Während ich warte bis sich die Brocken im Farbeimer absetzen, baue ich aus Styrodur ein isolierendes Gehäuse für eine kleine Webcam, die später in der Teleskop-Box montiert auf den Spiegel des Teleskops schauen soll. Wir wollen sie dafür verwenden, um die Bildung von Eiskristallen auf dem Spiegel zu erkennen und zu überwachen. Wie alles draußen in der Kälte muss die Kamera geheizt werden. Also schiebe ich ein kleines Stück Aluminium mit einem aufgeklebten Kapton-Heizelement hinter das Plastikgehäuse der Kamera. Bei Außentemperaturen von bis zu -75°C im Winter würde das die Kameraelektronik ansonsten nicht überleben. Neben das Heizelement kommt noch ein Temperatursensor, damit wir die Temperatur der Kamera überwachen und regeln können, und eine kleine LED-Lampe, damit die Kamera im Dunkeln auch etwas sehen kann. Dann kommt alles in das Styrodur-Gehäuse, Klebeband drum rum, und fertig ist die südpoltaugliche Kamera.
Die Isolierung aus Styrodur schützt die Kamera vor den extrem niedrigen Temperaturen.

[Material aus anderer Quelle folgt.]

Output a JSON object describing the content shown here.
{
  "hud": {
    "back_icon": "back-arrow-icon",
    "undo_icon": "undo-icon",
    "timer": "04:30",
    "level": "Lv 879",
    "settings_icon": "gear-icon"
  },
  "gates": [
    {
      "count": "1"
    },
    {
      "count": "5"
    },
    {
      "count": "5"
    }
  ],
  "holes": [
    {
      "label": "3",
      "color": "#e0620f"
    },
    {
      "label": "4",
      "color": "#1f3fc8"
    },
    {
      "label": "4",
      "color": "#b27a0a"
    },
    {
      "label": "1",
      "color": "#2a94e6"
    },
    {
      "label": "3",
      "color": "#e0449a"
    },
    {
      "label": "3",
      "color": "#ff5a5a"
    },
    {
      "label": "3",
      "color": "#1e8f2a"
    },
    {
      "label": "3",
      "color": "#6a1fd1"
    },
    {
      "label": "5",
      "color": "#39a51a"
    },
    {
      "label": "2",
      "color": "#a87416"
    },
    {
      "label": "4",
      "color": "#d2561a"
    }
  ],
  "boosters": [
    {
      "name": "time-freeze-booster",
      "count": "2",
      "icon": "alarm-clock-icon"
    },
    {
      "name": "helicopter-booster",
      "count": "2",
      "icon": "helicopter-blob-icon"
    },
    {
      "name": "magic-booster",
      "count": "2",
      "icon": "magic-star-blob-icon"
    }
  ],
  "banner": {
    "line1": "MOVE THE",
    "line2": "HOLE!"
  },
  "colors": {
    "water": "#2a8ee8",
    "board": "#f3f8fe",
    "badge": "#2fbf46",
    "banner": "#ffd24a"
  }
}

Vor der Station sind währenddessen mehrere Bulldozer und Pistenbully mit Schneeschiebearbeiten beschäftigt. Der Niederschlag in Form von Schnee ist nicht sehr hoch hier, die Schneedrift aber dafür um so stärker. Die Station als Hindernis bremst den Wind ab, und dort wo Wind gebremst wird, lagert sich Schnee ab. Meterweise. Und vorzugsweise hinter der Bierdose und über den Arches – dem unterirdischen Teil der Station. Die riesigen Bulldozer sind zu schwer um über den Arches operieren zu können, daher die Pistenbully. Gemeinsam schieben sie den Schnee und türmen sie zu hohen Bergen hinter der Station auf. Später in der Saison werden die Schneeberge dann Stück für Stück abgetragen und mittels Muldenkipper zu einer Halde jenseits des Außenlagers befördert. Selbst das Schneemanagement ist kompliziert hier und benötigt viele Maschinen und viel Personal.

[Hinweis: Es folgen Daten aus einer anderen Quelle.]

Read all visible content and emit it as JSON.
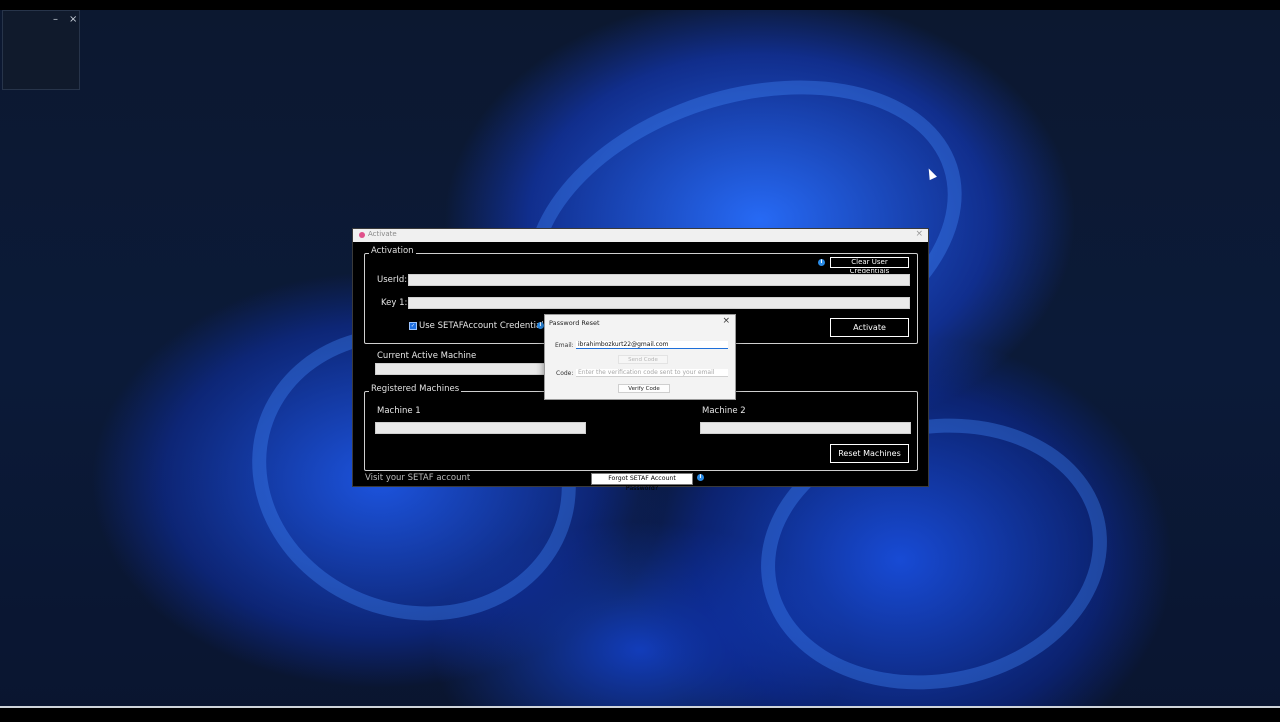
{
  "window": {
    "title": "Activate",
    "close_glyph": "×"
  },
  "activation": {
    "legend": "Activation",
    "clear_button": "Clear User Credentials",
    "userid_label": "UserId:",
    "key_label": "Key 1:",
    "checkbox_label": "Use SETAFAccount Credentials",
    "checkbox_checked": true,
    "activate_button": "Activate"
  },
  "current_machine": {
    "label": "Current Active Machine"
  },
  "registered": {
    "legend": "Registered Machines",
    "machine1_label": "Machine 1",
    "machine2_label": "Machine 2",
    "reset_button": "Reset Machines"
  },
  "footer": {
    "visit_text": "Visit your SETAF account",
    "forgot_button": "Forgot SETAF Account Password?"
  },
  "password_reset": {
    "title": "Password Reset",
    "close_glyph": "×",
    "email_label": "Email:",
    "email_value": "ibrahimbozkurt22@gmail.com",
    "send_code_button": "Send Code",
    "code_label": "Code:",
    "code_placeholder": "Enter the verification code sent to your email",
    "verify_button": "Verify Code"
  },
  "mini_window": {
    "minimize_glyph": "–",
    "close_glyph": "×"
  },
  "icons": {
    "info": "info-icon",
    "check": "✓"
  },
  "colors": {
    "accent": "#2a8be6",
    "window_bg": "#000000"
  }
}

Der Pistenbully schiebt den Schnee von den Arches und der Bulldozer befördert ihn weiter.
Der Bulldozer schiebt den Schnee zu großen Schneebergen zusammen.
Nach dem Mittagessen beginne ich mit dem Streichen der Innenseite der Teleskop-Box. Wie erwartet ist die Farbe sehr dünn und krümelig. Das wird vermutlich die hässlichste Wand, die ich jemals gestrichen habe. Und die Farbe tropft, vorzugsweise auf mich, als ich die Decke streiche. Zudem deckt sie kaum, denn die meisten Farbpigmente sind ja nach wie vor in Klumpen im Eimer gebunden. Dafür trocknet sie schnell und kaum fertig kann ich mit dem zweiten Anstrich beginnen. Dann ein dritter Anstrich. Dominique kommt vorbei, um mich zum Abendessen zu holen, aber ich will diese Aktion lieber beenden und nicht nochmals mit der Farbe anfangen müssen. Nach dem halben Tag in den Farbdämpfen habe ich ohnehin keinen Hunger. Und falls doch, so gibt es Essen im Kühlschrank. Oder es bleibt bei einem Keks.
Der für heute geplante Flug von McMurdo hierher wurde übrigens wegen schlechten Wetters abgesagt. Es hätte auch niemand etwas anderes erwartet.
Das Innere der Teleskop-Box ist nun schwarz.